WASHINGTON, D.C. (DTN) -- New York Mercantile Exchange nearest delivered oil futures and Intercontinental Exchange Brent futures are trading in narrow ranges with West Texas Intermediate and Brent near four-month highs Thursday morning, pushed up by a large drawdown in U.S. commercial crude oil inventories reported midweek, while the upside was capped by concerns over a prolonged U.S.-China trade dispute.
Nymex WTI May contract was down $0.10 near $60.13 barrel (bbl), trading near a $60.39 four-month spot high. ICE Brent May futures traded $0.39 lower at $68.11, edging off a $68.69 four-month spot high. Nymex ULSD April futures lost 1.15 cents to trade at $1.9966 gallon, with RBOB futures flat at $1.9166, edging off a $1.9209 five-month spot high.
Oil futures posted sharp gains Wednesday afternoon as the Energy Information Administration reported a 9.6 million bbl drop in U.S. commercial crude inventories during the week ended March 15, leaving stocks at the lowest level since early January.
The steep drawdown in U.S. crude oil stocks comes amid surging U.S. crude exports, up 846,000 barrels per day (bpd) to 3.392 million bpd in the profiled week, and ongoing production cuts from Organization of the Petroleum Exporting Countries. Amid an increasingly tightening global oil market, U.S. oil inventory and product stocks have dropped 45.21 million bbl or 3.6% since mid-January when they reached a 15-month high to a 1.2219 bbl to a 6-1/2 month low last week. A year-on-year surplus in crude stocks narrowed a sharp 22.827 million bbl or 67% during the last four weeks.
Thursday morning, the gains were capped by investors' growing concerns over the prolonged trade war between the United States and China following comments from U.S. President Donald Trump that U.S. tariffs on Chinese imports could stay in place for a "substantial period of time." Trump said on Wednesday that he would maintain tariffs on Chinese imports, even if a bilateral trade deal with Beijing is reached in order to ensure compliance with terms, which could mean years of negotiations and punitive tariffs.
The Trump administration has imposed 25% tariffs on $50 billion in Chinese imports and a 10% tax on $200 billion in goods, while China is seeking the removal of both sets of tariffs. Wednesday's remarks did not specify which sets of tariffs would be kept in place for compliance assurances.

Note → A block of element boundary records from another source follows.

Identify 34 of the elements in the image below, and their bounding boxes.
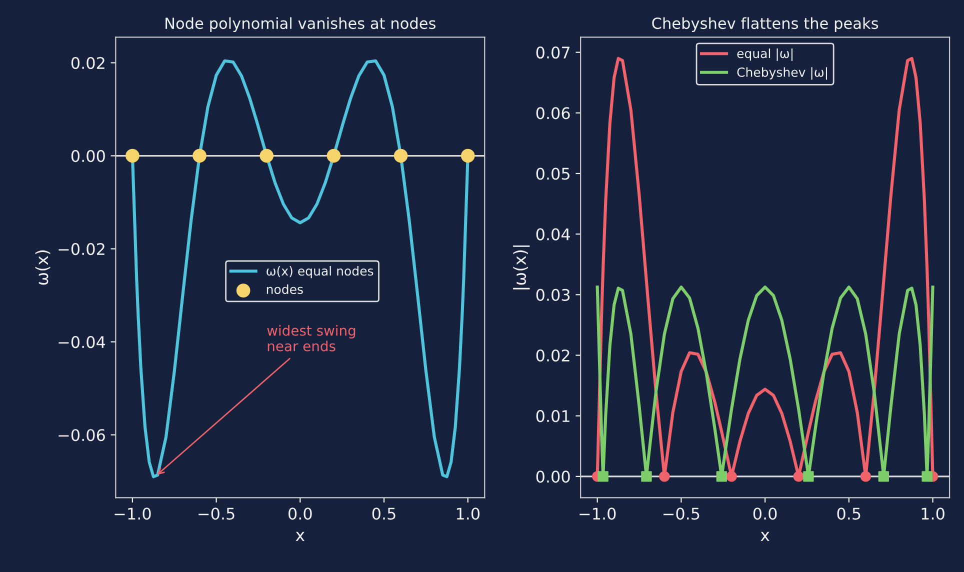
x-tick-label: −0.5 — [664, 508, 700, 520]
y-tick-label: 0.01 — [536, 410, 570, 422]
y-axis-title: ω(x) — [35, 250, 50, 285]
legend-label: equal |ω| — [737, 48, 792, 61]
legend-label: ω(x) equal nodes — [266, 266, 374, 278]
y-tick-label: 0.05 — [536, 168, 570, 180]
legend-label: nodes — [266, 284, 303, 294]
x-tick-label: 0.0 — [288, 508, 312, 520]
x-tick-label: 0.5 — [372, 508, 396, 520]
x-tick-label: −0.5 — [198, 508, 234, 520]
x-tick-label: 1.0 — [922, 508, 944, 520]
y-tick-label: 0.03 — [536, 288, 570, 301]
chart-title: Chebyshev flattens the peaks — [652, 17, 878, 32]
x-tick-label: −1.0 — [580, 508, 616, 520]
chart-title: Node polynomial vanishes at nodes — [166, 17, 436, 32]
y-tick-label: 0.06 — [536, 107, 570, 120]
y-tick-label: −0.04 — [58, 336, 106, 348]
y-tick-label: −0.02 — [58, 243, 104, 256]
y-tick-label: 0.02 — [536, 349, 570, 362]
x-axis-title: x — [760, 532, 770, 542]
x-tick-label: 0.5 — [837, 508, 860, 520]
annotation: widest swing near ends — [267, 325, 356, 352]
x-tick-label: 1.0 — [456, 508, 480, 520]
x-tick-label: −1.0 — [114, 508, 151, 520]
x-axis-title: x — [296, 532, 305, 542]
y-tick-label: 0.07 — [536, 46, 570, 59]
y-tick-label: 0.00 — [71, 150, 105, 162]
y-tick-label: 0.02 — [71, 56, 104, 70]
y-tick-label: −0.06 — [58, 429, 105, 442]
y-tick-label: 0.00 — [536, 470, 570, 483]
x-tick-label: 0.0 — [753, 508, 777, 520]
legend-label: Chebyshev |ω| — [737, 67, 827, 80]
y-axis-title: |ω(x)| — [513, 246, 530, 290]
y-tick-label: 0.04 — [536, 228, 570, 240]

While the markets already priced in the trade-war resolution, the possible extension sent the S&P 500 Index falling from above 2,850, the highest level since October. In midmorning trading, the S&P 500 and Dow Jones Industrial Average have rebounded, posting modest advances in early trading.
Wednesday's conclusion of the two-day Federal Open Market Committee meeting has also offered mixed support for the markets, with the Fed maintaining the federal funds rate in a range between 2.25% and 2.5% and suggesting the bank is unlikely to increase rates in 2019. Federal Reserve Chairman Jerome Powell told reporters Wednesday that the bank has a "positive" outlook for the U.S. economy, but persistently low inflation and slowness in the global economy dictate a cautious approach with rate adjustments. The last increase was a 25 basis point boost to 2.5% in December that sparked a widespread selloff in equities and commodities.
The central bank also downgraded its projections of U.S. gross domestic product growth in 2019 to 2.1% from its December estimate of 2.3%. Following the FOMC meeting, the U.S. dollar plunged to a seven-week low, while firming 0.3% in midmorning index trading to 96.22.